China July official PMI likely to show factories struggling for traction
The manufacturing sector struggled for growth in July, a Reuters poll showed, adding to expectations that Beijing will step up measures to boost growth in the world’s second-largest economy.
The official manufacturing Purchasing Managers’ Index is expected to be 50.0 in July, the same as in June, according to the medium forecast of 23 analysts polled by Reuters.
The neutral 50.0 mark separates expansion in activity from contraction on a monthly basis.
After expanding for three consecutive months from March to May, growth in the mainland’s factory sector stalled in June, suggesting a bounce in activity is fizzling.
Second-quarter economic data was slightly stronger than expected, thanks to a housing boom and government infrastructure spending spree that are boosting demand for materials from cement to steel, but private investment growth has shrunk to record lows, suggested renewed weakness ahead.

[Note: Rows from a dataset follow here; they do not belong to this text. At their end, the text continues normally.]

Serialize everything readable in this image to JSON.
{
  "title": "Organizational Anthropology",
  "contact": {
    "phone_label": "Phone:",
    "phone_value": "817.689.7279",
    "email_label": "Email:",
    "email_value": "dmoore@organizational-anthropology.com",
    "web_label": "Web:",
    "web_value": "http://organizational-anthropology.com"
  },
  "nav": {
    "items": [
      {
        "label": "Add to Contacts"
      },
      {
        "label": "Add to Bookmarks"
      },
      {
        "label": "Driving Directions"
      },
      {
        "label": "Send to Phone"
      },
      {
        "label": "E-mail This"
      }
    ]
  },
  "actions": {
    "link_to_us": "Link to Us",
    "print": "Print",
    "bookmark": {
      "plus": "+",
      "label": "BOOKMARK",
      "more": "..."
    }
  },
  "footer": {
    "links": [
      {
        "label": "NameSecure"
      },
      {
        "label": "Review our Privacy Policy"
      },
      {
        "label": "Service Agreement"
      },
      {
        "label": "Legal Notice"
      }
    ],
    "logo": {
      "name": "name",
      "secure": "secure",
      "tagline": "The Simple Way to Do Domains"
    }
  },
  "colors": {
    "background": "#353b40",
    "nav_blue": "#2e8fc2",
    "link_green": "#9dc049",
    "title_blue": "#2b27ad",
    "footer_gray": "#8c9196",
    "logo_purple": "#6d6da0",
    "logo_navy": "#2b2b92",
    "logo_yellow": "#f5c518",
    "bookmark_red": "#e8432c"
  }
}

Profits earned by the country’s industrial firms grew at the fastest pace in three months in June, data showed yesterday, suggesting government spending is helping to ease financial strains for some companies.
But profit gains were spread unevenly across industries and were concentrated in just a few sectors including electronics, steel and oil processing.
The data also showed debt levels continued to grow, and the statistics bureau said some firms were facing difficulty getting capital.
Sheng Songcheng, director of the Survey and Statistics Department at the People’s Bank of China, said recently that China had already fallen into a “liquidity trap” where increased money supply was being absorbed by firms that were not in turn investing the cash.
Top leaders pledged on Tuesday to keep economic growth steady in the second half of the year, while creating favourable conditions for supply-side reforms, state media reported.